APELO INSUBSISTENTE. CONFLITO ENTRE DIREITOS FUNDAMENTAIS. DIREITO À PROTEÇÃO DA INTIMIDADE E DA VIDA PRIVADA QUE CONTA COM PREVISÃO CONSTITUCIONAL, TANTO QUANTO CONTA O DIREITO DE INFORMAÇÃO. CONFLITO DE INTERESSES QUE SE DEVE SOLUCIONAR PELA APLICAÇÃO DO PRINCÍPIO CONSTITUCIONAL DA PROPORCIONALIDADE E SUAS FORMAS DE CONTROLE, EM ESPECIAL A PONDERAÇÃO ENTRE OS INTERESSES EM CONFLITO, PELA QUAL SE PODE AFERIR DAS POSSIBILIDADES JURÍDICAS IMPOSTAS POR CADA UM DOS DIREITOS SOB COLISÃO.

PREVALÊNCIA DA POSIÇÃO JURÍDICA DAS RÉS NO CONFLITO EM QUESTÃO, CONSIDERANDO QUE AS INFORMAÇÕES SÃO PÚBLICAS E DE INTERESSE PÚBLICO, CONSIDERANDO SE TRATAR DE UM EPISÓDIO COM GRANDE REPERCUSSÃO.

LIBERDADE DE INFORMAÇÃO QUE DEVE SER INTEGRALMENTE PROTEGIDA, COMO EXIGE A PROTEÇÃO AO INTERESSE PÚBLICO, E MAIS QUE ISSO A PROTEÇÃO AO REGIME DEMOCRÁTICO E AO ESTADO DE DIREITO. INFORMAÇÃO QUE DEVE SER A MAIS COMPLETA POSSÍVEL, A TERMO QUE NÃO SE POSSA MODIFICAR A REALIDADE, COMO SE UMA OUTRA REALIDADE – UMA FICÇÃO – PUDESSE SURGIR, EM FACE DA QUAL O AUTOR TERÁ DEIXADO DE TER SEU NOME DIRETAMENTE ENVOLVIDO EM PROCESSO-CRIME, COMO SE ESSE ENVOLVIMENTO JAMAIS TIVESSE EXISTIDO. PROTEÇÃO À LIBERDADE DE INFORMAÇÃO QUE ATENDE À PRESERVAÇÃO DA MEMÓRIA COLETIVA NAQUILO QUE É DE EFETIVO INTERESSE PÚBLICO.   
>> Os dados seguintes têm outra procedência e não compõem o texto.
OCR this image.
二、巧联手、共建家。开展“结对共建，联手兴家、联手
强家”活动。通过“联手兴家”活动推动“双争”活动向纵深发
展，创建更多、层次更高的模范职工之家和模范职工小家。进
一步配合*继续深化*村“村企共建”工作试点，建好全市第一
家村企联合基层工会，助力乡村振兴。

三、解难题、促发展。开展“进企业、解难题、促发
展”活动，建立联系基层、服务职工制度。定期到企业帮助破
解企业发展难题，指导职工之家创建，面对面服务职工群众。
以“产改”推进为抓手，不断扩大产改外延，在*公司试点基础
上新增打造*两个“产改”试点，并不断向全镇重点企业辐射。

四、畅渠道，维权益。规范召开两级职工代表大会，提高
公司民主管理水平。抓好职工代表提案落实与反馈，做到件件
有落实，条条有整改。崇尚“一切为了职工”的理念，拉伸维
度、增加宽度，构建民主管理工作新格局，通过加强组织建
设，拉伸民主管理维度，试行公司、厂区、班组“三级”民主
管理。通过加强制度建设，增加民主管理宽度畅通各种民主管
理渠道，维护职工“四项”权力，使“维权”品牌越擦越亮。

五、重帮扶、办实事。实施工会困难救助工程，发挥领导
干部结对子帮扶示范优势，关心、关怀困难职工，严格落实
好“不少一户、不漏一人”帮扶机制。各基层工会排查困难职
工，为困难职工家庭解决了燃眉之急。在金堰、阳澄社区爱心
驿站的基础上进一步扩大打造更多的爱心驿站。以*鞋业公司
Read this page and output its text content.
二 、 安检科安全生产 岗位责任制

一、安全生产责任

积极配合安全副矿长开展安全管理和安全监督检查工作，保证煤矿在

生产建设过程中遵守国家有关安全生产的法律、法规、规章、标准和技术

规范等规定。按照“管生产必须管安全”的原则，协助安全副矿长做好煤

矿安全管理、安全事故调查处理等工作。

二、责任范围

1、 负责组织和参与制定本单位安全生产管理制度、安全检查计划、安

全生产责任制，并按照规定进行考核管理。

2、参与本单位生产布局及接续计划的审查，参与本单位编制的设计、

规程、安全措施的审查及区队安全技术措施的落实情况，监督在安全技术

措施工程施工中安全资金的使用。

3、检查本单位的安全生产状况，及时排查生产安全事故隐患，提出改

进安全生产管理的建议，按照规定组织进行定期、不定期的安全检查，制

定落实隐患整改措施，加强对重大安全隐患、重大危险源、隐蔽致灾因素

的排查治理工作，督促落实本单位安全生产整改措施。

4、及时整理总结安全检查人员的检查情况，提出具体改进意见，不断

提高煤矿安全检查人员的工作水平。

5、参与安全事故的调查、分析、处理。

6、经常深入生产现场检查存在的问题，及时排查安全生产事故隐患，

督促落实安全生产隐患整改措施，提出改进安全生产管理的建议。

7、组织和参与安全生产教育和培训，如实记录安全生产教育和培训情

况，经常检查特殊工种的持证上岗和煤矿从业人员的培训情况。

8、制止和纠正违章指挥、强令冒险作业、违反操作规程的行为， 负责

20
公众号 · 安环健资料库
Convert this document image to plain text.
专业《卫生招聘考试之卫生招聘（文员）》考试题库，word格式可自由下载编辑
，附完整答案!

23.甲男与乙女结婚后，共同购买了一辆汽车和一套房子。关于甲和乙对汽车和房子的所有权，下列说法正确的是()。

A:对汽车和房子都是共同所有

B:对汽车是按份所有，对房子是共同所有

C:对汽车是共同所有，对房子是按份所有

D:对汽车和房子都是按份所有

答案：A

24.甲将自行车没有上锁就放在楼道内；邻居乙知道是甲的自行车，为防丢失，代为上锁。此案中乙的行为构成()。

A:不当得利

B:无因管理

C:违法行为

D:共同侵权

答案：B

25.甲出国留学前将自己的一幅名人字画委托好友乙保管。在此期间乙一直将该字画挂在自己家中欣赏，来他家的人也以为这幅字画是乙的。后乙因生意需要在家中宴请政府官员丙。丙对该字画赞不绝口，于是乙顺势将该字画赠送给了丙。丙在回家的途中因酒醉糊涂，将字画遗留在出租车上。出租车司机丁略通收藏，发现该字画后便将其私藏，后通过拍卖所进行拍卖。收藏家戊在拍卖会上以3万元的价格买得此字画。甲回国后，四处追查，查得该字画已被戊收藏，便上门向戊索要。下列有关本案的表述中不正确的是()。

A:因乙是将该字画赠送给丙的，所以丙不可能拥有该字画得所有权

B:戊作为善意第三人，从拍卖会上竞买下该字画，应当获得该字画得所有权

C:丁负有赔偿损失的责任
SENTENÇA MANTIDA. RECURSO DE APELAÇÃO DESPROVIDO. ENCARGOS DE SUCUMBÊNCIA, COM MAJORAÇÃO DE HONORÁRIOS DE ADVOGADO.

 

RELATÓRIO

Trata-se de recurso de apelação interposto contra r. sentença de fls. 224/228, que em ação de obrigação de fazer e não fazer movida por (…),  em face de  (…), julgou “[…] IMPROCEDENTE o pedido. Condeno o requerente ao pagamento das custas e despesas processuais, corrigidas do desembolso, e honorários advocatícios a cada uma das rés no equivalente a 10% do valor da causa”.

Sustenta o recorrente, em síntese, buscar a desindexação de seu nome a resultados de pesquisa relacionado a investigação conhecida como “(…)”, o que aduz não se confundir com o direito ao esquecimento ou da remoção no conteúdo. Pugna, nesse contexto, seja o presente recurso provido para a reforma da r. sentença.

Tentativa de conciliação prejudicada conforme termo de fl. 348.

Recurso tempestivo, preparado e contra-arrazoado.

FUNDAMENTAÇÃO

O recurso não comporta provimento.

Primeiramente, não subsiste a preliminar de falta de dialeticidade recursal, porque o recurso da parte autora observa os requisitos formais, tendo explicitado o que forma o inconformismo diante do que decidido na r. sentença recorrida.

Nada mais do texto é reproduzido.